Some aquarists might find this plant to be fairly attractive and wish to keep a small mat in their display tank for ornamental purposes. This is usually fine, as Chaetomorpha is pretty easy to control, though it will be ignored by most herbivores. There are reports out there of tangs slurping up individual filaments like spaghetti, but the plant is overall rather resistant (i.e. tough to rip and chew) to herbivores. There is one notable, and interesting, exception to this, however. The sea slug Ercolania fuscata is specialized to feed on Chaetomorpha and Cladophora; using its radula, it penetrates the cell walls of individual filaments and extracts their fluid contents. Filaments break apart where cells have been thusly drained. Where grazing by these slugs is intense, extensive filament breakage can lead to the loss of large chunks from the mass. While this type of disturbance can certainly break up a well-established turf, it might also aid in the dispersal of the algae to new areas.

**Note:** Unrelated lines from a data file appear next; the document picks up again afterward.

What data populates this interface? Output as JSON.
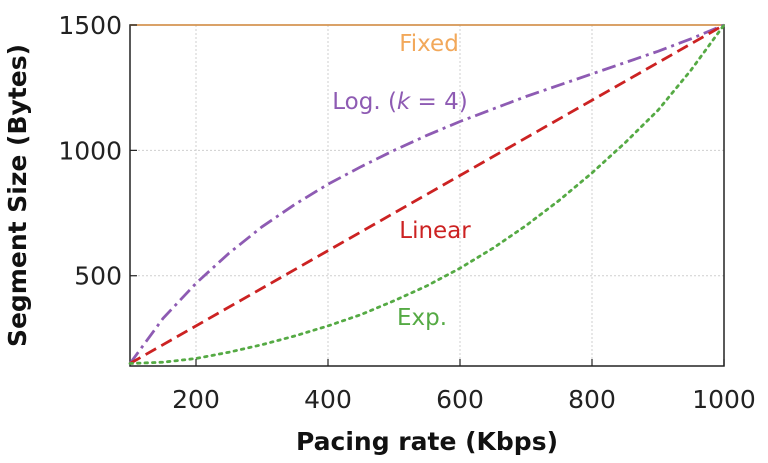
{
  "chart_data": {
    "type": "line",
    "title": "",
    "xlabel": "Pacing rate (Kbps)",
    "ylabel": "Segment Size (Bytes)",
    "xlim": [
      100,
      1000
    ],
    "ylim": [
      140,
      1500
    ],
    "xticks": [
      200,
      400,
      600,
      800,
      1000
    ],
    "yticks": [
      500,
      1000,
      1500
    ],
    "grid": true,
    "legend": "inline labels",
    "series": [
      {
        "name": "Fixed",
        "color": "#f2a85a",
        "dash": "solid",
        "x": [
          100,
          1000
        ],
        "y": [
          1500,
          1500
        ]
      },
      {
        "name": "Log. (k = 4)",
        "name_parts": [
          "Log. (",
          "k",
          " = 4)"
        ],
        "color": "#8e5bb3",
        "dash": "dashdot",
        "x": [
          100,
          150,
          200,
          250,
          300,
          350,
          400,
          450,
          500,
          550,
          600,
          650,
          700,
          750,
          800,
          850,
          900,
          950,
          1000
        ],
        "y": [
          150,
          330,
          470,
          590,
          695,
          785,
          865,
          935,
          1000,
          1060,
          1115,
          1165,
          1215,
          1260,
          1305,
          1350,
          1395,
          1445,
          1500
        ]
      },
      {
        "name": "Linear",
        "color": "#cc2222",
        "dash": "dashed",
        "x": [
          100,
          1000
        ],
        "y": [
          150,
          1500
        ]
      },
      {
        "name": "Exp.",
        "color": "#55aa44",
        "dash": "dotted",
        "x": [
          100,
          150,
          200,
          250,
          300,
          350,
          400,
          450,
          500,
          550,
          600,
          650,
          700,
          750,
          800,
          850,
          900,
          950,
          1000
        ],
        "y": [
          150,
          155,
          170,
          195,
          225,
          260,
          300,
          345,
          400,
          460,
          530,
          610,
          700,
          800,
          910,
          1030,
          1160,
          1320,
          1500
        ]
      }
    ]
  }
}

Many marine aquarists have declared Chaetomorpha to be the best choice of macroalgae for the refugium. Among the most commonly used species of chaeto are C. linum, C. spiralis and C. crassa. These species all have the same basic appearance and serve the same general purposes in aquaria. This prolific seaweed is known to grow quickly and sequester substantial amounts of nutrients. So long as its light source is reasonably intense (just about bright enough to grow most corals), it is quite simple to cultivate. It generally does not require any supplementation of nutrients or trace elements. The matted structure of the masses it forms very effectively traps particulate organic matter from the water column. If copepods and amphipods are present in the aquarium system, the chaeto turf will be like a magnet to them. As pods concentrate in the algal mass, they swiftly consume any organic matter that may have accumulated there.

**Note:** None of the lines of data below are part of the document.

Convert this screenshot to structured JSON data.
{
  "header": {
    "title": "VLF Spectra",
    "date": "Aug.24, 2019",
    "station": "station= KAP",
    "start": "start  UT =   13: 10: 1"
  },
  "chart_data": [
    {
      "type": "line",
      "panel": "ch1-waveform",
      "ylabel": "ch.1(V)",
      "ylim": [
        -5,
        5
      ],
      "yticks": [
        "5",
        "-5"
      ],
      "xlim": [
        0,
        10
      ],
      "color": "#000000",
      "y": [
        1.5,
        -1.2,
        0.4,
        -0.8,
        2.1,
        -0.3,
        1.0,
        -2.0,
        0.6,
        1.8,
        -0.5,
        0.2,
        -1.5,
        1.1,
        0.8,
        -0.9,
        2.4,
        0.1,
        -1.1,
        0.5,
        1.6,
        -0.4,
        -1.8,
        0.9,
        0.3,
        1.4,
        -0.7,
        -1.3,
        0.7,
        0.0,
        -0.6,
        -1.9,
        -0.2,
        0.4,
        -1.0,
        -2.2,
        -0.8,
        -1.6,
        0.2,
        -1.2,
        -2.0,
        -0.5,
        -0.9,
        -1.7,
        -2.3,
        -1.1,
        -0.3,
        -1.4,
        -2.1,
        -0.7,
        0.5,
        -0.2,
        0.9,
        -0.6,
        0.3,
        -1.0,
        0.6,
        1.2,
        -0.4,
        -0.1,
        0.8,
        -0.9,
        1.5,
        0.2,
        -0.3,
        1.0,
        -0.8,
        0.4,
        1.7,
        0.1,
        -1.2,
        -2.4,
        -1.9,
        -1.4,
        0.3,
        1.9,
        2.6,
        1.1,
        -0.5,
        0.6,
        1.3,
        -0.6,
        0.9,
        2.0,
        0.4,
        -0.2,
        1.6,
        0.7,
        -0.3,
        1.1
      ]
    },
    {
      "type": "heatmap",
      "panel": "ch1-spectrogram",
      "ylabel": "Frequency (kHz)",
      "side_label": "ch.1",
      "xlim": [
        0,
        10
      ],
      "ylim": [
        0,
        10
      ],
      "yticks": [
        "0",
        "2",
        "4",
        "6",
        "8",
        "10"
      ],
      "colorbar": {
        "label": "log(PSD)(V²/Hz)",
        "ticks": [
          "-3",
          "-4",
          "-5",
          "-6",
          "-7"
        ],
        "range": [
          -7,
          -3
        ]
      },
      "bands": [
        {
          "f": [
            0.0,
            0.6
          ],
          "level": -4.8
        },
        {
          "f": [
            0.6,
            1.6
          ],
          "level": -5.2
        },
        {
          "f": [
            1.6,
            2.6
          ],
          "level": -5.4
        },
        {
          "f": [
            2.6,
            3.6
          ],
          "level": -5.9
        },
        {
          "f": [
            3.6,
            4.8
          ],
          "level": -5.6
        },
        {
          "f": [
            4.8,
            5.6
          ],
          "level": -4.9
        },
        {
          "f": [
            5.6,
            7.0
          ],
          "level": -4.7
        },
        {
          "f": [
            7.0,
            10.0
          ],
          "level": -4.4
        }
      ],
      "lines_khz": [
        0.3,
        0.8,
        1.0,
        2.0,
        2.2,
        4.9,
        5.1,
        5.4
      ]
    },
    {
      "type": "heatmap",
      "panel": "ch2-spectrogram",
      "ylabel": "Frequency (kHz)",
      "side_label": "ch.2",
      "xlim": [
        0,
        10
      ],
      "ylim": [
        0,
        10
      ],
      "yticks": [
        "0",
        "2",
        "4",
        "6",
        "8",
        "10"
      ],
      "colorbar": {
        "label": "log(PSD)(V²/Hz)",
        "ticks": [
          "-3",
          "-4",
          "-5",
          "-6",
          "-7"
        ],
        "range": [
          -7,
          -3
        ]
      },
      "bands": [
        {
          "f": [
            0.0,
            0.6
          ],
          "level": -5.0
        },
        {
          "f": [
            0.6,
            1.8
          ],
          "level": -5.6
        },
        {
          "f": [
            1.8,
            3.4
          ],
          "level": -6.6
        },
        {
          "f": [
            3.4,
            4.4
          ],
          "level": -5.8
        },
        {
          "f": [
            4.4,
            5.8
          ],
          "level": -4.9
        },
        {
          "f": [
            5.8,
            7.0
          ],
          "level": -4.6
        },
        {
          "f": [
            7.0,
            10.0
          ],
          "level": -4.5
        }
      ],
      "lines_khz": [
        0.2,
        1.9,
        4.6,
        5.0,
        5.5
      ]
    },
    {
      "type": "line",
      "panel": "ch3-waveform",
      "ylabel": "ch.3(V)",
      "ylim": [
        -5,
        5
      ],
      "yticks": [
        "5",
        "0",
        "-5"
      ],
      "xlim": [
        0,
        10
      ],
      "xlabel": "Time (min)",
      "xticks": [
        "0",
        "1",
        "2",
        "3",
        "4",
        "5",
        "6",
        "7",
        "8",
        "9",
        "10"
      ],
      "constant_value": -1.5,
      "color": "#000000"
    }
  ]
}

Nutrients that have been absorbed and assimilated by the plant are only truly removed from the system when portions of the mat are removed. Thus, just as the mass begins to grow into the last open spaces of the refugium, a section (perhaps a quarter of the total mass) should be harvested. This ensures continuous growth, which ensures continuous nutrient sequestration (overgrown, dying plant masses just dump these nutrients right back into the aquarium water). As it photosynthesizes, the algae will consume carbon dioxide. This results in increased pH values, which contributes to stony coral growth. Thus, it has been recommended that those using reactor-style algae scrubbers (where chaeto is especially popular) plumb the unit right after calcium reactors as to capture and take up any excess carbon dioxide that they release.
While other, new types of marine plants might yet become popular, it will be hard to find a macroalgae that is better suited to the refugium than Chaetomorpha. In addition to being resilient and undemanding, it is simple to harvest. It does not leach harmful substances into the water. And, it creates a highly favorable living space for benthic pods. Really, just about any marine aquarium can benefit from the addition of this unique macroalgae.
 Dawson, Yale E. Marine Botany: An Introduction. New York, NY: Holt, Rinehart and Winston, Inc., 1966.
 Dring, M.J. The Biology of Marine Plants. Cambridge, U.K.: Cambridge University Press, 1992.
 Delbeek, J. Charles and Julian Sprung. The Reef Aquarium: Science, Art, and Technology. Coconut Grove, FL: Ricordea Publishing, 2005.